GPT-4-turbo preliminary benchmark results on code-editing

  • So it appears that GPT-4-Turbo is indeed (at least marginally) smarter than the previous GPT-4, just as Altman claimed. Also, it's faster and cheaper, with a massive context window. Exciting!

  • For other (non-code) benchmarks, people are having the opposite experience:

    "I benchmarked on SAT reading, which is a nice human reference for reasoning ability. Took 3 sections (67 questions) from an official 2008-2009 test (2400 scale) and got the following results, here a SAT-like test:

    - GPT3.5 - 690 (10 wrong) - GPT4 - 770 (3 wrong) - GPT4-turbo (one section at time) - 740 (5 wrong) - GPT4-turbo (3 sections at once, 9K tokens) - 730 (6 wrong)"

    Source: https://twitter.com/wangzjeff/status/1721934560919994823?t=P...

  • Back in April it would only generate a handful of tokens per second. The speed improvements for GPT-4 are staggering. I wonder how much of it is because Microsoft is making GPUs rain on OpenAI, and how much of it is due to improvements to the model and its scaffolding.

  • The past days ChatGPT went from a great pair programming helper to a useless antipathetic intern, the quality of generated code dropped visibly. The context seems to be bigger in the chatgpt plus version too but it got dumber.

  • Has anyone been able to access the 128k context window? I'm not seeing that option in the API playground

  • reddit thread on the opposite experience - https://www.reddit.com/r/ChatGPT/comments/17prwlg/gpt4_turbo...

  • The progress here is remarkable. A year ago, we didn’t even have ChatGPT. LLM completions were cool but so hard to use and definitely there was nothing accessible to non-nerds.
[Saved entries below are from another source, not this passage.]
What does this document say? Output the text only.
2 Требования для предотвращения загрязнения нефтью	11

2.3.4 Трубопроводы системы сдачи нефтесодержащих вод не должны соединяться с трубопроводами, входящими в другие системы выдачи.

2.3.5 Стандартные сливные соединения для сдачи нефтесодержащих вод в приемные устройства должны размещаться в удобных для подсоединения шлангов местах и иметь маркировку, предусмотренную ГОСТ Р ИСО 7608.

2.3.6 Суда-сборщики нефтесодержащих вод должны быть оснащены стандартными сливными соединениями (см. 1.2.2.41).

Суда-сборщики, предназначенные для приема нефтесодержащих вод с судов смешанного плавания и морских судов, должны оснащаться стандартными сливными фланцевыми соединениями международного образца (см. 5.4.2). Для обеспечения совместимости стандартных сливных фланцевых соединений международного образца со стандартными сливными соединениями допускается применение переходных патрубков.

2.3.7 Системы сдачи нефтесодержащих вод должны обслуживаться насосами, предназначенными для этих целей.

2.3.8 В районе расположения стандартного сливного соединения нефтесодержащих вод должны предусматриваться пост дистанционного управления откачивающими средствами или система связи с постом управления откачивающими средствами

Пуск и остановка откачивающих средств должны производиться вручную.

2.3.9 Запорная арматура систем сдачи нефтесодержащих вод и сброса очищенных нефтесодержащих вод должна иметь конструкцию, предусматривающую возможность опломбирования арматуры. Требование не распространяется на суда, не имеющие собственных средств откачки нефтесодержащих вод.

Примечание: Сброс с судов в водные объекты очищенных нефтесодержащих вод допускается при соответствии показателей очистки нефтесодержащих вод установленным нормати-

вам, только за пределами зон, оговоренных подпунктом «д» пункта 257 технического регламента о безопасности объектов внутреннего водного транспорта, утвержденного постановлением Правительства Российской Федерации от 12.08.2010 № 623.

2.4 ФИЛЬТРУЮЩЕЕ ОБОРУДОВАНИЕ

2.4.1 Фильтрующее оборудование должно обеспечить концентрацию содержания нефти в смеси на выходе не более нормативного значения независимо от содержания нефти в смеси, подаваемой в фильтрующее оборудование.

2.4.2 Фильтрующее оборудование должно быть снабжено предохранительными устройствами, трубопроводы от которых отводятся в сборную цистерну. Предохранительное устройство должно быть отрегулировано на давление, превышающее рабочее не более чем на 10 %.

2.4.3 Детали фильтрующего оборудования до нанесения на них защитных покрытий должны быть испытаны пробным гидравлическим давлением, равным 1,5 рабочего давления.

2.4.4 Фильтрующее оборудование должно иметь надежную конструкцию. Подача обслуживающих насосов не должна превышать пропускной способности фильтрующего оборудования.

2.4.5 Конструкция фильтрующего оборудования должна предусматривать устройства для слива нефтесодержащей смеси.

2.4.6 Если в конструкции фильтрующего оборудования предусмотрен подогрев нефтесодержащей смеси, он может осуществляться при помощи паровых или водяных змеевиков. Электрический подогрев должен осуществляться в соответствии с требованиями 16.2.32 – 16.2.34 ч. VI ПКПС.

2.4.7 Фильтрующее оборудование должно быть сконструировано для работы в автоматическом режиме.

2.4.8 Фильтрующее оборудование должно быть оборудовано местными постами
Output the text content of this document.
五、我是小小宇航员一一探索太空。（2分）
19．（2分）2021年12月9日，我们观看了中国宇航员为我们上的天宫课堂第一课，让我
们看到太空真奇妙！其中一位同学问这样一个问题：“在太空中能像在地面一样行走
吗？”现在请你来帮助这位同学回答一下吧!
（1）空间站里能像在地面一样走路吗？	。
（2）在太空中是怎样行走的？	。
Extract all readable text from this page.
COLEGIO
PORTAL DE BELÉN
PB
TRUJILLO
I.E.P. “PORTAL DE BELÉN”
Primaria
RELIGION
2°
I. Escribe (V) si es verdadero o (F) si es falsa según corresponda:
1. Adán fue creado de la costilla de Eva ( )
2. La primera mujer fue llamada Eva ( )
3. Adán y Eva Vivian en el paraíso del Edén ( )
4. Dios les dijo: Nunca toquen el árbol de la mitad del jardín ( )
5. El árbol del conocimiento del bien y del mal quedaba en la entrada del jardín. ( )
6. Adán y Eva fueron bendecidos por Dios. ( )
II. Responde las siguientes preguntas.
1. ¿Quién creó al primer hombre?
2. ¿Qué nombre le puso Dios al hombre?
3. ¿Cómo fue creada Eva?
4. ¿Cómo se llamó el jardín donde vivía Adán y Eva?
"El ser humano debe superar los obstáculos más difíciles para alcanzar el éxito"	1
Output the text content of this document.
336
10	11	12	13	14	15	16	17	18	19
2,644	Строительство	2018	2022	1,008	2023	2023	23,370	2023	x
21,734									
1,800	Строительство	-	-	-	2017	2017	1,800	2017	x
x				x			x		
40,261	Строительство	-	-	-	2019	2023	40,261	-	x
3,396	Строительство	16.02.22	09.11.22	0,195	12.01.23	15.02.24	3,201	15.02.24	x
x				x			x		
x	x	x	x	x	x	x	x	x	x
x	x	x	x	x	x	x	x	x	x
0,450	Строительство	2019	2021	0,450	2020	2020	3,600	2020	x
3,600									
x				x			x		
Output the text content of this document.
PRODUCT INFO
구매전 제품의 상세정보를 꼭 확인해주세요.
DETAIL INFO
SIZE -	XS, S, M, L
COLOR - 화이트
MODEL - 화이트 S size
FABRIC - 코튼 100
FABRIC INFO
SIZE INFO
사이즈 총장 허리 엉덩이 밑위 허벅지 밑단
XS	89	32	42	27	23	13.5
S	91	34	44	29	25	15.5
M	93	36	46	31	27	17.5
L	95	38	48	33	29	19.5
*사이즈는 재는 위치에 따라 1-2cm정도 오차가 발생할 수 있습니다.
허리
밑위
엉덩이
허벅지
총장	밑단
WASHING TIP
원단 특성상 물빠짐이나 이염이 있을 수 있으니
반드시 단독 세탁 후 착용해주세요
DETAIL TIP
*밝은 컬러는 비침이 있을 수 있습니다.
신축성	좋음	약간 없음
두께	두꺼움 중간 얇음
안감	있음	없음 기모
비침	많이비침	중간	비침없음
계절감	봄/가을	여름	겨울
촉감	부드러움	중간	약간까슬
  • Aider sounds like a cool tool, I'll have to try it out. I'm assuming it makes use of your local files and edits them for you?

    Are there any other programming assistant packages that use the chatgpt api like this?

    Regarding rate limits, it might be an idea to have configurable delays built in to the testing code to prevent hitting limits.

  • Is this just the api or does it work on chatgpt also?

  • Programmers here seem excited about the potential of this new version...but I can't help but wonder at how naive this attitude really is. Even if AI never becomes intelligent like us, if it can emulate this intelligence in enough domains, then it has a serious chance of being dangerous. It's already pretty much guaranteed that it will put almost everyone out of a job, turning the vast majority of humans into content-consuming sloths.

    Does it really make sense to play with this kind of power?